During tests for research projects, speed increases of up to a factor of 4 were achieved. FloodArea HPC 11 also shows a higher stability of the computing time compared to the size and especially the shape of the simulation area (share of NoData, fit of tiles etc.) on, as FloodArea HPC 10.3.


Limitations

Volume balance with low water volumes

It should be noted that FloodArea HPC 11 is made for river flooding or heavy rain. FloodArea calculates internally with integer values of 1/100 mm and water quantities from 0.02 mm are written to the output. Earlier versions of FloodArea had only a threshold value of 1 mm. However, this means that the water balance is not appropriate for precipitation below the wetting loss and volume losses dealing with low precipitation amounts becomes relatively smaller with larger amounts of precipitation. With normal heavy rain events, the volume loss has a maximum of 1-2%. Flow processes start (real and in the model) only from a few 1/10th of a millimetre, the exchange quantity between the grid cells must be at least 1/100 mm (smallest possible value) in the model.

Observation of peripheral areas

The periphery of the simulation area can lead to problems, because no information about the area beyond the examined area is available. FloodArea HPC 11 assumes here a continuation of the slope of the water surface beyond the edge of the terrain model. Based on this assumption, water from the model is taken according to the calculated outflow volumes. Thus there is no unrealistic accumulation of the discharge volumes at the edge of the terrain model.

Channel hydraulics

This tool is primarily intended for the calculation of flood areas.
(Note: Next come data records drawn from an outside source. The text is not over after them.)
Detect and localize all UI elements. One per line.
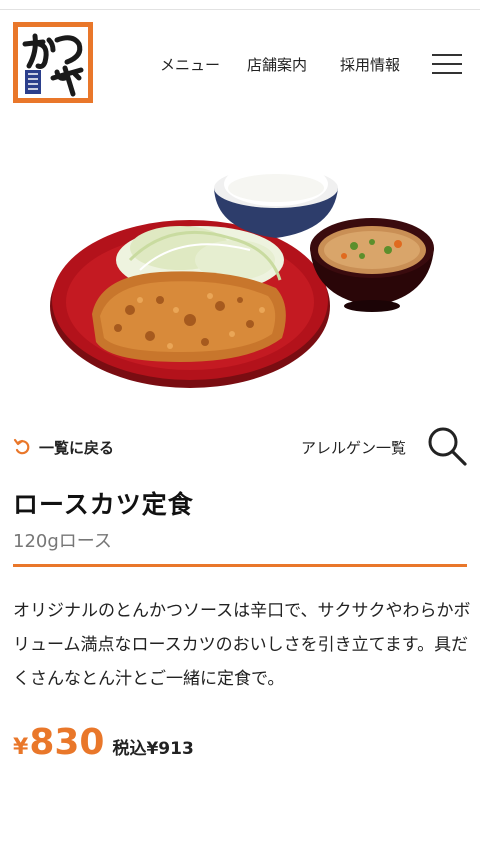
nav-store-link[interactable]: 店舗案内 (247, 54, 307, 75)
product-title: ロースカツ定食 (13, 490, 194, 519)
back-label: 一覧に戻る (39, 438, 115, 457)
logo-mark (13, 22, 93, 103)
nav-recruit-link[interactable]: 採用情報 (340, 54, 400, 75)
product-subtitle: 120gロース (13, 531, 112, 552)
product-page: メニュー 店舗案内 採用情報 一覧に戻る アレルゲン一覧 ロースカツ定食 120… (0, 0, 480, 852)
title-divider (13, 564, 467, 567)
price-currency: ¥ (13, 735, 29, 760)
price-tax-included: 税込¥913 (112, 739, 194, 759)
search-icon[interactable] (426, 425, 468, 467)
allergen-list-link[interactable]: アレルゲン一覧 (301, 437, 406, 458)
product-photo (50, 162, 434, 388)
price-row: ¥ 830 税込¥913 (13, 722, 194, 770)
hamburger-icon[interactable] (432, 52, 462, 76)
back-to-list-link[interactable]: 一覧に戻る (13, 436, 114, 458)
price-value: 830 (29, 722, 105, 763)
top-border (0, 0, 480, 10)
site-header: メニュー 店舗案内 採用情報 (0, 10, 480, 110)
undo-arrow-icon (13, 438, 30, 455)
product-description: オリジナルのとんかつソースは辛口で、サクサクやわらかボリューム満点なロースカツの… (13, 601, 471, 689)
brand-logo[interactable] (13, 22, 93, 103)
nav-menu-link[interactable]: メニュー (160, 54, 220, 75)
It is a simplified 2-dimensional hydraulic model. The simplifications effect especially the field of channel hydraulics. On the one hand, the usually relatively coarse resolution of the terrain model in the channel area leads to inaccuracies. On the other hand, the lack of impulse transmission leads to certain limitations in the informative value. For example, the inclination of the water surface level in river bends is not reproduced exactly.